We've already stressed the importance of robust technical skills for a career in coding, but they don't account for everything: your interpersonal skills are also a key facet of your future success. You could be a JavaScript dynamo, but this won't account for much if you're lacking in the type of 'soft' skills that employers are looking for.

Think about it from the company's perspective: if it came down to the choice between two candidates, the hiring manager is far more likely to go with the person who has a few gaps in their coding ability but is open-minded, adaptable and a great communicator, as opposed to the candidate who thinks they know everything there is to learn about JavaScript and prefers to work as a one-person team. The key is to think about the type of person you would want to work with and emulate those qualities.

Find ways to collaborate

Remote working might afford us greater flexibility and a better work-life balance, but it's undoubtedly also made collaboration more difficult. Particularly when you're working in software development, effective communication and teamwork are essential to keeping projects on track and on time, knowing who's working on what and generally making the working day more interesting.

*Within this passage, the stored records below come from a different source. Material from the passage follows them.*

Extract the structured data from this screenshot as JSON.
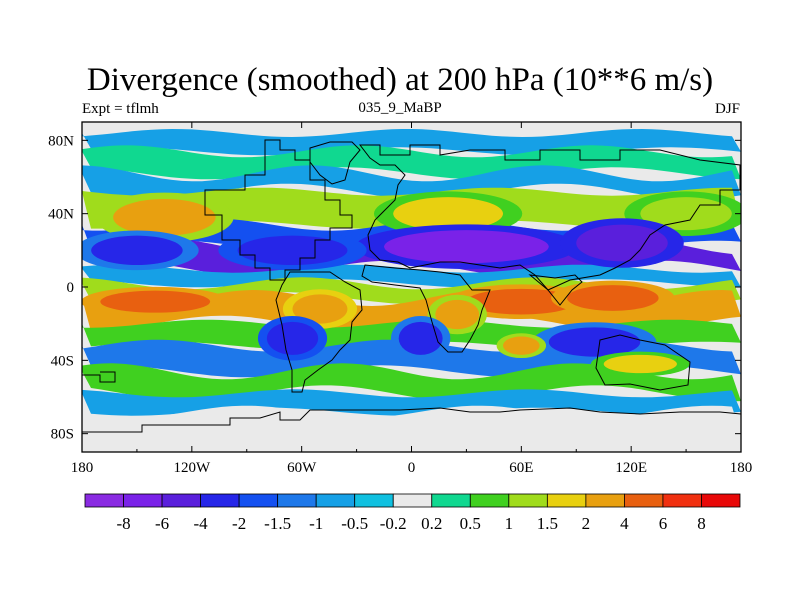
{
  "chart_data": {
    "type": "heatmap",
    "title": "Divergence (smoothed) at 200 hPa (10**6 m/s)",
    "left_string": "Expt = tflmh",
    "center_string": "035_9_MaBP",
    "right_string": "DJF",
    "x_range": [
      -180,
      180
    ],
    "y_range": [
      -90,
      90
    ],
    "x_ticks": [
      {
        "value": -180,
        "label": "180"
      },
      {
        "value": -120,
        "label": "120W"
      },
      {
        "value": -60,
        "label": "60W"
      },
      {
        "value": 0,
        "label": "0"
      },
      {
        "value": 60,
        "label": "60E"
      },
      {
        "value": 120,
        "label": "120E"
      },
      {
        "value": 180,
        "label": "180"
      }
    ],
    "y_ticks": [
      {
        "value": 80,
        "label": "80N"
      },
      {
        "value": 40,
        "label": "40N"
      },
      {
        "value": 0,
        "label": "0"
      },
      {
        "value": -40,
        "label": "40S"
      },
      {
        "value": -80,
        "label": "80S"
      }
    ],
    "colorbar": {
      "labels": [
        "-8",
        "-6",
        "-4",
        "-2",
        "-1.5",
        "-1",
        "-0.5",
        "-0.2",
        "0.2",
        "0.5",
        "1",
        "1.5",
        "2",
        "4",
        "6",
        "8"
      ],
      "colors": [
        "#8a2be2",
        "#7a22e8",
        "#5a1fdc",
        "#2626e8",
        "#1450f0",
        "#1e78ea",
        "#16a0e6",
        "#10c0e0",
        "#eaeaea",
        "#10d890",
        "#40d020",
        "#a0dc1c",
        "#e8d010",
        "#e8a010",
        "#e86010",
        "#f03010",
        "#e80808"
      ]
    },
    "bands": [
      {
        "lat_from": 84,
        "lat_to": 74,
        "value": -0.6
      },
      {
        "lat_from": 74,
        "lat_to": 62,
        "value": 0.3
      },
      {
        "lat_from": 62,
        "lat_to": 52,
        "value": -0.8
      },
      {
        "lat_from": 52,
        "lat_to": 34,
        "value": 1.2
      },
      {
        "lat_from": 34,
        "lat_to": 22,
        "value": -1.8
      },
      {
        "lat_from": 22,
        "lat_to": 10,
        "value": -4.5
      },
      {
        "lat_from": 10,
        "lat_to": 2,
        "value": -0.7
      },
      {
        "lat_from": 2,
        "lat_to": -6,
        "value": 1.3
      },
      {
        "lat_from": -6,
        "lat_to": -20,
        "value": 3.5
      },
      {
        "lat_from": -20,
        "lat_to": -32,
        "value": 0.8
      },
      {
        "lat_from": -32,
        "lat_to": -46,
        "value": -1.3
      },
      {
        "lat_from": -46,
        "lat_to": -58,
        "value": 0.7
      },
      {
        "lat_from": -58,
        "lat_to": -68,
        "value": -0.6
      },
      {
        "lat_from": -68,
        "lat_to": -84,
        "value": 0.0
      }
    ],
    "blobs": [
      {
        "lon": -135,
        "lat": 38,
        "rx_deg": 28,
        "ry_deg": 10,
        "value": 2.5
      },
      {
        "lon": 20,
        "lat": 40,
        "rx_deg": 30,
        "ry_deg": 9,
        "value": 1.5
      },
      {
        "lon": 150,
        "lat": 40,
        "rx_deg": 25,
        "ry_deg": 9,
        "value": 1.2
      },
      {
        "lon": 30,
        "lat": 22,
        "rx_deg": 45,
        "ry_deg": 9,
        "value": -6.5
      },
      {
        "lon": 115,
        "lat": 24,
        "rx_deg": 25,
        "ry_deg": 10,
        "value": -6.0
      },
      {
        "lon": -65,
        "lat": 20,
        "rx_deg": 30,
        "ry_deg": 8,
        "value": -3.5
      },
      {
        "lon": -150,
        "lat": 20,
        "rx_deg": 25,
        "ry_deg": 8,
        "value": -2.5
      },
      {
        "lon": -140,
        "lat": -8,
        "rx_deg": 30,
        "ry_deg": 6,
        "value": 4.5
      },
      {
        "lon": 60,
        "lat": -8,
        "rx_deg": 30,
        "ry_deg": 7,
        "value": 4.5
      },
      {
        "lon": 110,
        "lat": -6,
        "rx_deg": 25,
        "ry_deg": 7,
        "value": 4.0
      },
      {
        "lon": -50,
        "lat": -12,
        "rx_deg": 15,
        "ry_deg": 8,
        "value": 3.5
      },
      {
        "lon": 25,
        "lat": -15,
        "rx_deg": 12,
        "ry_deg": 8,
        "value": 2.5
      },
      {
        "lon": -65,
        "lat": -28,
        "rx_deg": 14,
        "ry_deg": 9,
        "value": -3.0
      },
      {
        "lon": 5,
        "lat": -28,
        "rx_deg": 12,
        "ry_deg": 9,
        "value": -2.5
      },
      {
        "lon": 100,
        "lat": -30,
        "rx_deg": 25,
        "ry_deg": 8,
        "value": -2.5
      },
      {
        "lon": 60,
        "lat": -32,
        "rx_deg": 10,
        "ry_deg": 5,
        "value": 2.5
      },
      {
        "lon": 125,
        "lat": -42,
        "rx_deg": 20,
        "ry_deg": 5,
        "value": 1.5
      }
    ]
  }
}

Companies are gradually sending employees back to the office, although it's perhaps not a return to office life as we once knew it.  Developers have been particularly vocal about their desire to continue remote working indefinitely; if they are to get their wish, tech teams will have to get more creative about how they collaborate when they're not sitting across a desk from each other. This could be allocating days when teams meet up to work from the office, virtual brainstorming sessions over Zoom, Teams or Google Meet, sharing their to-do lists on platforms like Trello or Asana, or simply maintaining a healthy chat on Slack.

How you do it is really up to you, but keeping communication flowing will not just ensure you stay productive at work, but will also make work itself a lot more enjoyable.

Have a thirst for knowledge

Learning on the job is the key to any successful career, and given the fast-moving nature of the software industry, being open to new projects and programs will keep your work interesting and your skills sharp. Thanks to the rising popularity of coding bootcamps, online-learning platforms and free web resources, you no longer need to hold a computer science degree to become a programming whiz.

If you're passionate about coding, your education won't stop at the end of the workday either. YouTube, Github, Stack Overflow, W3Schools and FreeCodeCamp offer a multitude of ways you can continue to learn new skills and refine existing ones in your spare time at no extra cost. There is also a wealth of paid-for online-training platforms where you can learn new programming languages, tools and frameworks. Some of the most popular include CodeAcademy, Udemy, PluralSight and Udacity. Alternatively, you could spend your free time contributing to open-source projects like Django, Srapy, Tensorflow and the Python project.